Y, sin embargo, cada vez que se habla de aumentar modestamente los ingresos públicos derivados de ese gigantesco movimiento de carga, aparece el viejo coro del miedo: “Los barcos se irán”.
No. No se irán.
Y no se irán porque la conectividad marítima de Panamá no puede improvisarse ni reproducirse fácilmente en otra latitud.
Singapur cobra. Rotterdam cobra. Hamburgo cobra. Dubái cobra.
Todos los grandes hubs logísticos del planeta cobran. Y cobran mucho más que Panamá.
La razón es sencilla: las navieras no escogen solamente el puerto más barato; escogen el puerto más eficiente, más conectado, más seguro y estratégicamente mejor ubicado.
Panamá posee precisamente esas ventajas.
El verdadero peligro para el país no es cobrar algunos dólares más por movimientos de contenedores. El verdadero peligro es seguir administrando nuestra posición geográfica como si fuera un regalo infinito que no necesita producir mayores beneficios para la nación.
Durante décadas, Panamá aceptó el argumento de que debía sacrificar ingresos para “mantener competitividad”. Pero mientras el volumen de contenedores crecía, vastas regiones del país permanecían excluidas del desarrollo económico.
La riqueza logística quedó encapsulada alrededor de la franja interoceánica.
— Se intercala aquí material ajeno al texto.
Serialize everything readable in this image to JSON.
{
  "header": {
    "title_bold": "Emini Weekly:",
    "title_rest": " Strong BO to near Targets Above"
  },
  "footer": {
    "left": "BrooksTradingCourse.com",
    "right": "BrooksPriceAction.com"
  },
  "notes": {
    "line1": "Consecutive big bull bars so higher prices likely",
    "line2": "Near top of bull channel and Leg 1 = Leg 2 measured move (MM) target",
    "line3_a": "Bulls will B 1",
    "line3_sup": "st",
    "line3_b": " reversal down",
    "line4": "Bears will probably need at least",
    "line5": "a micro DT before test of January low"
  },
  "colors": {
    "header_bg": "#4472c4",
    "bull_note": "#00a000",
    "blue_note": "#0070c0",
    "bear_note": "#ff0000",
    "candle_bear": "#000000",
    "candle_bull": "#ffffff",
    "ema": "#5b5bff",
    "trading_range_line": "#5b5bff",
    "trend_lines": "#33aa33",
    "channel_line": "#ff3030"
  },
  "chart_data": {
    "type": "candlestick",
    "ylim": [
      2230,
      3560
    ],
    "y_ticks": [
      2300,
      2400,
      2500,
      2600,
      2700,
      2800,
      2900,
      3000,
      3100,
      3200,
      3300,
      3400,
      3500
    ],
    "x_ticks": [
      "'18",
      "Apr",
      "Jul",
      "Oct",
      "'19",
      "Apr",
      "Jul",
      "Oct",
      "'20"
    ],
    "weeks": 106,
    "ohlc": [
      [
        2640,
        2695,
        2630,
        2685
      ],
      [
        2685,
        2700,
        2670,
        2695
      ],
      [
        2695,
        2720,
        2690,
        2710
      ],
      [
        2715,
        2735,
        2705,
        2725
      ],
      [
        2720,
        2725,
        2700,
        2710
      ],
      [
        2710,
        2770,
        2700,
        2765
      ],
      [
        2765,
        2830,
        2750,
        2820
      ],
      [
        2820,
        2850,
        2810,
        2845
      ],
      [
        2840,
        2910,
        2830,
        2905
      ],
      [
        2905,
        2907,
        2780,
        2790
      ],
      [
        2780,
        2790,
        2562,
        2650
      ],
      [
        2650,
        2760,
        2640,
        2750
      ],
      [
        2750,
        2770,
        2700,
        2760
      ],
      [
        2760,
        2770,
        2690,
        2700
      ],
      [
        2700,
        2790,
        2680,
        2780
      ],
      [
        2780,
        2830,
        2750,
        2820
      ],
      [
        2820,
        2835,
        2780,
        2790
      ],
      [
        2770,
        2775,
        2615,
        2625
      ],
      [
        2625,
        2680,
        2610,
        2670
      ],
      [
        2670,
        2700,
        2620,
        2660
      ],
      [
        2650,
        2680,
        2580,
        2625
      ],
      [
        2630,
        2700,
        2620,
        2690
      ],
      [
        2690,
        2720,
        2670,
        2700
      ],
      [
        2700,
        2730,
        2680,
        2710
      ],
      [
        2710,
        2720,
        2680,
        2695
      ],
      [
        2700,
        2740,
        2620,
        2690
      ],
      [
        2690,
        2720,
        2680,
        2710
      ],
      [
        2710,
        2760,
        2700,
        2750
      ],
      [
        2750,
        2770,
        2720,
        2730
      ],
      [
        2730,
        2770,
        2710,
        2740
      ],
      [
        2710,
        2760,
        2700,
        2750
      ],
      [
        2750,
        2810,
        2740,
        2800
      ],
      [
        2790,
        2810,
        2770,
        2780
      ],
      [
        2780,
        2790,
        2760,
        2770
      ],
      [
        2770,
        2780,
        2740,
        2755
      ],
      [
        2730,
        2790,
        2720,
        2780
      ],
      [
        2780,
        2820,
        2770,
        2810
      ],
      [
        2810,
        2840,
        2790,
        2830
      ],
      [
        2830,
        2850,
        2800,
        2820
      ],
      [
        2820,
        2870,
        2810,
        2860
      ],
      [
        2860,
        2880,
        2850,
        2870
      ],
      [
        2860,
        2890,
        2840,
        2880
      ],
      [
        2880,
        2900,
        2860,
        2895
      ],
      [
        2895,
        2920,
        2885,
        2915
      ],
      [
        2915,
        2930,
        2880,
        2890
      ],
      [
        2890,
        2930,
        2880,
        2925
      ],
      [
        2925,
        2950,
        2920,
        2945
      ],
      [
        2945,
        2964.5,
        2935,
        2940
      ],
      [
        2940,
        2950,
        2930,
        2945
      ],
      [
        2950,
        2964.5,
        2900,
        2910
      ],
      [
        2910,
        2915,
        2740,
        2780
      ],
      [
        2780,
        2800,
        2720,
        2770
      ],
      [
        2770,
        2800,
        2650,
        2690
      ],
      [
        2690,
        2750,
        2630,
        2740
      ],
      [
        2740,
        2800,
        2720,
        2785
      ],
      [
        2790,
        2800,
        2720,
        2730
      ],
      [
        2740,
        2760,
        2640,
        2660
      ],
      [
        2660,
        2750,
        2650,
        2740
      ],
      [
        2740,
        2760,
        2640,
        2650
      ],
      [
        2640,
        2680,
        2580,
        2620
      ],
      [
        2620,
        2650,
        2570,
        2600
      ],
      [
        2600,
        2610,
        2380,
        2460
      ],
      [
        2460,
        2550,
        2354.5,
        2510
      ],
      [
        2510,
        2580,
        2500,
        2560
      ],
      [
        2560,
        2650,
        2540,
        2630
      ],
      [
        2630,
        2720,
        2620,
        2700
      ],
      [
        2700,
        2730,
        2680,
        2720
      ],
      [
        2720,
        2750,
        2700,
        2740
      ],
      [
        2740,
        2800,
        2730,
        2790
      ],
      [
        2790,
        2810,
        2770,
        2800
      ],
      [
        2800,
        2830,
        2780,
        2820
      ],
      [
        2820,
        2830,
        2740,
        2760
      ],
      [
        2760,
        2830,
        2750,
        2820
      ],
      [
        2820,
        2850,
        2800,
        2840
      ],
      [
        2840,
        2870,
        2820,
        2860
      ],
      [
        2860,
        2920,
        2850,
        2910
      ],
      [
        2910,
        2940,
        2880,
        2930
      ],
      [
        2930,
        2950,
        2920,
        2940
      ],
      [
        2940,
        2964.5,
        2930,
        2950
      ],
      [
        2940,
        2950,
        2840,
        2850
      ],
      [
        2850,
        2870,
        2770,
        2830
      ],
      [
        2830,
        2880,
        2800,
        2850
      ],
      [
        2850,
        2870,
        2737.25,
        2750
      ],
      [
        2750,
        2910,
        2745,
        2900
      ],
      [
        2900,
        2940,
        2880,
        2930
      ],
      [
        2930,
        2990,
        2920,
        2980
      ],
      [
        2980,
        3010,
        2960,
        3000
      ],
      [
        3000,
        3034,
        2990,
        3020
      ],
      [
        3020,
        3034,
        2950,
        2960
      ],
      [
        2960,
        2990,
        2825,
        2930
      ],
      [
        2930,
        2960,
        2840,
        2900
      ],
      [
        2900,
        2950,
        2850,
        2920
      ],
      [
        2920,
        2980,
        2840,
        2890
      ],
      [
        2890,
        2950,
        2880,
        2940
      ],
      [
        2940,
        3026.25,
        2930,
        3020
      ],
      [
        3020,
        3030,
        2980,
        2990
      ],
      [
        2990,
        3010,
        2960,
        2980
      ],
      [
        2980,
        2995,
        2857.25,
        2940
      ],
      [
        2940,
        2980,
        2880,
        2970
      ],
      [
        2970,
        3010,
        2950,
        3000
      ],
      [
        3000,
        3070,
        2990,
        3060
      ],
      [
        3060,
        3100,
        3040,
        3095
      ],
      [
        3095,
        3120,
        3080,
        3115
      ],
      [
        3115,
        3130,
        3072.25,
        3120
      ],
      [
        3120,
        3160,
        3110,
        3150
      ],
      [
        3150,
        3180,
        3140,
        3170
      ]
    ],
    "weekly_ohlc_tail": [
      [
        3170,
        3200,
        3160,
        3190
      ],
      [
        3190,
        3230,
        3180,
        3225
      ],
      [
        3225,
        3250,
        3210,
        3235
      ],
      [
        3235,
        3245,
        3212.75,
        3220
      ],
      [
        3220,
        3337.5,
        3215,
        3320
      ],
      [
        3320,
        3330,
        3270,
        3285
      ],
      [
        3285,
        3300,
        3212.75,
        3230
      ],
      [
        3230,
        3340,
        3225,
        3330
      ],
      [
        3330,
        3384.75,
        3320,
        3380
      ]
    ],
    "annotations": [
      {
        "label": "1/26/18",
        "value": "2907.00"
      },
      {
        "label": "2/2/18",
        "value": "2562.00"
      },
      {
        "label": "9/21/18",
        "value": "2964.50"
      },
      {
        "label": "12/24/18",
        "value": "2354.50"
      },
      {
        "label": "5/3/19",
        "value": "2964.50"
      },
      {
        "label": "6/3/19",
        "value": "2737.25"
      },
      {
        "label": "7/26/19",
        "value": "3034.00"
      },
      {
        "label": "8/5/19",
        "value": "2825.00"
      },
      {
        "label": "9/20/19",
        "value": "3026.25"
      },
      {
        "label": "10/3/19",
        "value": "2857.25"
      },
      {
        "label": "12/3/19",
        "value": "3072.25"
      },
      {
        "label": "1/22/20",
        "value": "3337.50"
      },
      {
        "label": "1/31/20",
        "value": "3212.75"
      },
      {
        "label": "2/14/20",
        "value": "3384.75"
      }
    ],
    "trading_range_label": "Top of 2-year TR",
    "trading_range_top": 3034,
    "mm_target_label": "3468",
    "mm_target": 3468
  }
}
Y allí surge la pregunta incómoda que el país debe hacerse: ¿Quién se beneficia realmente del enorme movimiento de transbordo que pasa por Panamá?
Porque mientras millones de contenedores cruzan nuestras terminales, muchas comunidades panameñas siguen sin oportunidades, sin infraestructura moderna y sin integración real a la economía global.
El Estado panameño tiene no solamente el derecho, sino la obligación moral y estratégica, de capturar una mayor parte del valor que genera nuestra posición geográfica.
Eso no es antiempresarial. Eso es inteligencia nacional.
Las grandes potencias marítimas del mundo jamás regalaron el valor de sus puertos.
Rotterdam convirtió su puerto en el corazón económico de Europa. Singapur utilizó su actividad portuaria para transformarse de una isla pobre en una potencia financiera y logística global. Dubái entendió que el puerto era apenas el comienzo de un ecosistema completo de riqueza.
Panamá todavía discute si debe cobrar unos dólares más por contenedor.
La discusión, en realidad, revela un problema más profundo: todavía hay sectores que ven a Panamá únicamente como un punto de paso y no como una nación que debe beneficiarse plenamente de su posición estratégica.
El argumento de que un ajuste razonable destruiría el transbordo carece de sustento histórico y económico.
Las navieras no abandonarán un centro logístico de clase mundial por diferencias marginales de costos cuando la eficiencia, la conectividad y la ubicación continúan favoreciendo a Panamá.
Más aún: si Panamá no aprende a monetizar mejor su posición geográfica, seguiremos viendo cómo crece el movimiento portuario sin que crezca proporcionalmente la prosperidad nacional.
El país debe abandonar el miedo.
Panamá no puede seguir actuando como un administrador tímido de una de las posiciones geográficas más valiosas del planeta.
Debemos pensar como lo hacen las grandes naciones marítimas: capturando valor, fortaleciendo al Estado y utilizando nuestra plataforma logística para desarrollar a todo el país y no solamente a una estrecha franja interoceánica.
Porque la posición geográfica de Panamá no fue hecha para enriquecer únicamente el tránsito de mercancías. Fue hecha para construir una nación poderosa.
El autor es exdirector de La Prensa.